Our Place Always Pan 2.0 Review: Pretty, Capable, and Finally Useful
The original Always Pan was a marketing triumph more than a cookware one — beautiful in photos, mediocre in practice, with a ceramic nonstick that wore through in months. The Always Pan 2.0 is the version that should have shipped first. It keeps the Instagram-friendly look, drops the gimmicky wood-handled spatula trick, and replaces the slick-but-fragile coating with something that actually survives a year. At $150 it is still a premium ask for an 10.5-inch ceramic skillet, but it is no longer just a pretty pan.
What you're actually buying
A 10.5-inch ceramic-coated aluminum skillet with sloped sides, a stainless rim, a modular vented lid, a stainless steel steamer basket, and a beechwood spatula. The pan is rated for induction (a 2.0-era upgrade — the original was not induction-compatible), oven safe to 450°F, and the coating is made without PFAS, PTFE, PFOA, lead, or cadmium. Color options run from the signature "Spice" terracotta to char, steam, lavender, sage, and a handful of seasonal limited drops. Our Place markets it as a 10-in-1: skillet, sauté pan, saucepan, steamer, frying pan, spatula rest, food strainer, slotted spoon, non-stick pan, and serving vessel. In practice, three of those (skillet, sauté, steamer) carry the load.

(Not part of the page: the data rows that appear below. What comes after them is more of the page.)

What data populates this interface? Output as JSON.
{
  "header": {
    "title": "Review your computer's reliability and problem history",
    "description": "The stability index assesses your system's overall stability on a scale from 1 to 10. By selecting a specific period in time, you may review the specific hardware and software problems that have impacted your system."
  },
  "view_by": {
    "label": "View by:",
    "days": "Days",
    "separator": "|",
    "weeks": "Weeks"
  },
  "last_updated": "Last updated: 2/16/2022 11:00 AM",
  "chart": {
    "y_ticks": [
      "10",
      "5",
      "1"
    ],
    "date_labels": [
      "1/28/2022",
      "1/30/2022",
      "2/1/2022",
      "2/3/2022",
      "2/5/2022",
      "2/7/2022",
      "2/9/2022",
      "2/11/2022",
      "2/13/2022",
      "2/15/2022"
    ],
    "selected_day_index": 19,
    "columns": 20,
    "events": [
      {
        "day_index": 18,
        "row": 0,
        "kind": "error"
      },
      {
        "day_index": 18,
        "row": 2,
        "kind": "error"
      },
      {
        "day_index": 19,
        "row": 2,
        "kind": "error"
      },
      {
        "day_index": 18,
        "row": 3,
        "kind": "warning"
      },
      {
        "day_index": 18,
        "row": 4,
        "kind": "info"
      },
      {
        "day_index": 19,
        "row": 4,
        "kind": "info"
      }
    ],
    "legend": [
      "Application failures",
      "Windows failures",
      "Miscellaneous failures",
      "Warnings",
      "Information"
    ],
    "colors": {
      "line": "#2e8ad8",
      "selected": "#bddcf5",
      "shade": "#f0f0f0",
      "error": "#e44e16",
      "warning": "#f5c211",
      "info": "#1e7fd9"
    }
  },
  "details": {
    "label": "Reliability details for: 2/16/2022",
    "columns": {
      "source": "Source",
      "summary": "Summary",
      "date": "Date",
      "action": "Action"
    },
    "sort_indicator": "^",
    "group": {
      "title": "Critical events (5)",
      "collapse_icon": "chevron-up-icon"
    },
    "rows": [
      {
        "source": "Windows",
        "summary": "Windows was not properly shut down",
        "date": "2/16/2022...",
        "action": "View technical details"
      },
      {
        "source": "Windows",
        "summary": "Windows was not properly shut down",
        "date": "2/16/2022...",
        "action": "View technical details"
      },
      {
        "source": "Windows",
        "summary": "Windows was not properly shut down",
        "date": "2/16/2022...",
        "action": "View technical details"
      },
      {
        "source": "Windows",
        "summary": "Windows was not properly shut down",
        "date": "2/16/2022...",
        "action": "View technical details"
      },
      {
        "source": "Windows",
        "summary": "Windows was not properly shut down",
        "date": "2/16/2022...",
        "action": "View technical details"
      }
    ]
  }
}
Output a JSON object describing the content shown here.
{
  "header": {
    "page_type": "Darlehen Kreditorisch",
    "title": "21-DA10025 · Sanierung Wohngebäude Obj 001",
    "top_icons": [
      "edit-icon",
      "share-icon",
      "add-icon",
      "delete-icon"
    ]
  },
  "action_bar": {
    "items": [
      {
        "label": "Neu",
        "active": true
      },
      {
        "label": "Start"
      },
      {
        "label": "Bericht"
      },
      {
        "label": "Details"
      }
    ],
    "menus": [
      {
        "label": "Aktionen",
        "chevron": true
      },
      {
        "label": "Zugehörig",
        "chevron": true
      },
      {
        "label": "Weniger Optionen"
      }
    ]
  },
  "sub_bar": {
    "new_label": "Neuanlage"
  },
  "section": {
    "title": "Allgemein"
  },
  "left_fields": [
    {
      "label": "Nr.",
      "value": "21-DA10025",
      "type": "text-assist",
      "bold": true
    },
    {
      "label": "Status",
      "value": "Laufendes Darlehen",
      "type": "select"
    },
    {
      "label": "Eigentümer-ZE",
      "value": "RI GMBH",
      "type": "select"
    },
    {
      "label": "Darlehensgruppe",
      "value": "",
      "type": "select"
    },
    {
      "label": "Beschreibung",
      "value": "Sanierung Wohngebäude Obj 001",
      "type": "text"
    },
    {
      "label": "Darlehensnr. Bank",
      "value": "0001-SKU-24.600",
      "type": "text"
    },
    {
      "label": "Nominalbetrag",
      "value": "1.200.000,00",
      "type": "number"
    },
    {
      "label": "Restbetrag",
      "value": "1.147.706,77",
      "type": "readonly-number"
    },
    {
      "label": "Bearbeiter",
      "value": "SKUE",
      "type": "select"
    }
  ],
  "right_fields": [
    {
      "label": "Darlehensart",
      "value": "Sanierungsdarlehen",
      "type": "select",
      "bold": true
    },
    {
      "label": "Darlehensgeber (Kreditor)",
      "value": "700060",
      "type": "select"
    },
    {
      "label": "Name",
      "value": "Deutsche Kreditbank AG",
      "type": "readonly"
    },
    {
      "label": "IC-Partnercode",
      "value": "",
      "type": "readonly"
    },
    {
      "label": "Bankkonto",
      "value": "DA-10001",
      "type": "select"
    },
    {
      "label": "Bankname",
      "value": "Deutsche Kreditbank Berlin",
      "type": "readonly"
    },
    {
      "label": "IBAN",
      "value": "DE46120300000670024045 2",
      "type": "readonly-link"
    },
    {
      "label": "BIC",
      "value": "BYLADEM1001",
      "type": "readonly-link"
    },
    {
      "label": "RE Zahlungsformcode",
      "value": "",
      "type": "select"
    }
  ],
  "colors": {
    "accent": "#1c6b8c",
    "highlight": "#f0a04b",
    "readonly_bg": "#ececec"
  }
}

Performance and real-world use
The headline change is the coating. Our Place upgraded to a more durable ceramic compound, and the difference is immediately obvious — eggs slide cleanly for months instead of weeks, and acidic foods (tomato sauce, lemon, wine reductions) don't visibly etch the surface the way the 1.0 did. It still is not as forever-slick as a PTFE-based premium nonstick, and ceramic in general loses some performance over 12–18 months of daily use, but you no longer feel like you're babying a museum piece.
Heating is even and quick — aluminum core, not stainless-clad — so the pan is ready for eggs in under a minute on medium. The sloped sides make for easy plating and let you swirl sauces or do a real frittata-flip. The new handle has more thumb-grip and finally feels secure when full; the original's handle balance was widely complained about. The steamer basket is more useful than expected, especially for dumplings or fish over rice, because it nests neatly under the vented lid.
What still feels like marketing: the "spatula rest" notch in the handle (it works, but who needs it), and the claim that this one pan replaces eight. It does not replace a Dutch oven, a stockpot, a wok, or a cast iron skillet — but if your kitchen runs on a single everyday frypan plus one big pot, it can absolutely be that everyday pan.
- Real, measurable upgrade to the ceramic coating — the most common 1.0 complaint is largely fixed
- Induction-compatible now, which makes it viable in modern apartments
- Truly nontoxic by current standards (no PFAS, PFOA, PTFE, lead, cadmium)
- Stylish enough to leave on the stovetop, which matters if your kitchen is also your dining area
- Modular lid plus steamer basket gives the pan genuine multitasking range
- Lighter than equivalent cast iron or stainless multi-clad — easy on the wrist for long sautés
- Ceramic coatings, even the better ones, degrade faster than premium PTFE — plan for a 1–3 year lifespan with daily use
- Not safe for metal utensils despite the sturdier coating; you'll still want wood or silicone
- Oven limit is 450°F — fine for finishing, but you can't broil hard in it
- The 10.5-inch size and shallow walls cap real capacity at about 2 quarts; not a stand-in for a sauté pan with straight sides
- Pricey for what it is — comparable performance is available for less if you don't care about the design language
- Color may fade slightly with frequent dishwasher cycles (Our Place recommends hand washing)
Renters, small-kitchen cooks, and anyone who genuinely wants one good everyday pan that also looks the part on a counter. It is a strong wedding-registry pick for couples who don't want to invest in a full clad set yet. People moving off of Teflon-style nonstick for health reasons get an easy, modern, non-PFAS option that doesn't require learning carbon steel.
Heavy-duty home cooks who already own a tri-ply skillet, a cast iron pan, and a Dutch oven — the Always Pan won't dethrone any of them. Anyone who routinely cranks heat above 450°F for restaurant-style sears should stick with stainless or cast iron. And if you cook more than three or four meals a day on a single pan, ceramic of any brand will wear faster than you'd like.